What do I mean by that? Well, I started this whole thing talking about justification, and I alluded to it, but to hone the point with worship a bit, first ask yourself why you’re here. Why are you in that pew today? Just because it’s the right thing to do? Just because God commands it? Are you here to give something to God? You know that’s all common stuff. Does God just want you to do this because it’s right? Does God need you to come? But does God need your gifts? These are a start, but are they the end? I will not accept a bull from your house or goats from your folds. For every beast of the forest is mine, the cattle on a thousand hills. I know all the birds of the hills, and all that moves in the field is mine. “If I were hungry, I would not tell you, for the world and its fullness are mine. Do I eat the flesh of bulls or drink the blood of goats? Offer to God a sacrifice of thanksgiving. Do you hear it there? God has all that He needs. He doesn’t need your gifts. So what’s the point of coming here? Well, He speaks of offering thanksgiving. But thanksgiving for what? For forgiveness. You see, you’re here, and God brought you here to meet with you, to give you His forgiveness. To absolve you, give you Jesus’ body and blood. He’s dwelling with you that you might be His people. He did all of this first. It’s only after all that that you can give Him thanks. And you need all of that stuff first. You need it constantly. You need it week in and week out. Does that mean if you miss a Sunday you’re going to hell? That’s the wrong question!! Why would you be anywhere else? Why would you want to put yourself somewhere where you’re not meeting with this God, not hearing the joy and the promise that He has justified you?!

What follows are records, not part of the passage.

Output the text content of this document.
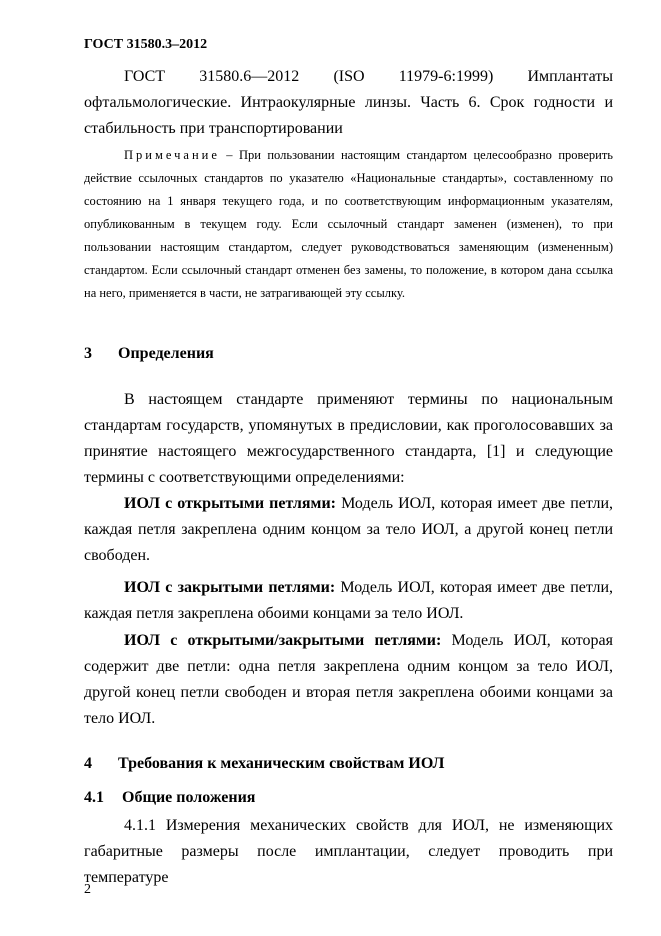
ГОСТ 31580.3–2012
ГОСТ 31580.6—2012 (ISO 11979-6:1999) Имплантаты
офтальмологические. Интраокулярные линзы. Часть 6. Срок годности и стабильность при транспортировании
Примечание – При пользовании настоящим стандартом целесообразно проверить действие ссылочных стандартов по указателю «Национальные стандарты», составленному по состоянию на 1 января текущего года, и по соответствующим информационным указателям, опубликованным в текущем году. Если ссылочный стандарт заменен (изменен), то при пользовании настоящим стандартом, следует руководствоваться заменяющим (измененным) стандартом. Если ссылочный стандарт отменен без замены, то положение, в котором дана ссылка на него, применяется в части, не затрагивающей эту ссылку.
3 Определения
В настоящем стандарте применяют термины по национальным стандартам государств, упомянутых в предисловии, как проголосовавших за принятие настоящего межгосударственного стандарта, [1] и следующие термины с соответствующими определениями:
ИОЛ с открытыми петлями: Модель ИОЛ, которая имеет две петли, каждая петля закреплена одним концом за тело ИОЛ, а другой конец петли свободен.
ИОЛ с закрытыми петлями: Модель ИОЛ, которая имеет две петли, каждая петля закреплена обоими концами за тело ИОЛ.
ИОЛ с открытыми/закрытыми петлями: Модель ИОЛ, которая содержит две петли: одна петля закреплена одним концом за тело ИОЛ, другой конец петли свободен и вторая петля закреплена обоими концами за тело ИОЛ.
4 Требования к механическим свойствам ИОЛ
4.1 Общие положения
4.1.1 Измерения механических свойств для ИОЛ, не изменяющих габаритные размеры после имплантации, следует проводить при температуре
2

And in that, then you hopefully see why the Church stands or falls on justification. The Church is the only institution that has this justification, and justification is the only unique gift the Church has for the world. You can get classes on self-improvement, on being a better person, on picking yourself up by the bootstraps anywhere, but it’s only here that you can meet with God and He’ll tell you “it’s done. It’s forgiven. I have baptized you and made you my own.” That’s what the Church stands and falls on, and as we live in such a mess of a world, that’s what we stand and fall on too. Amen.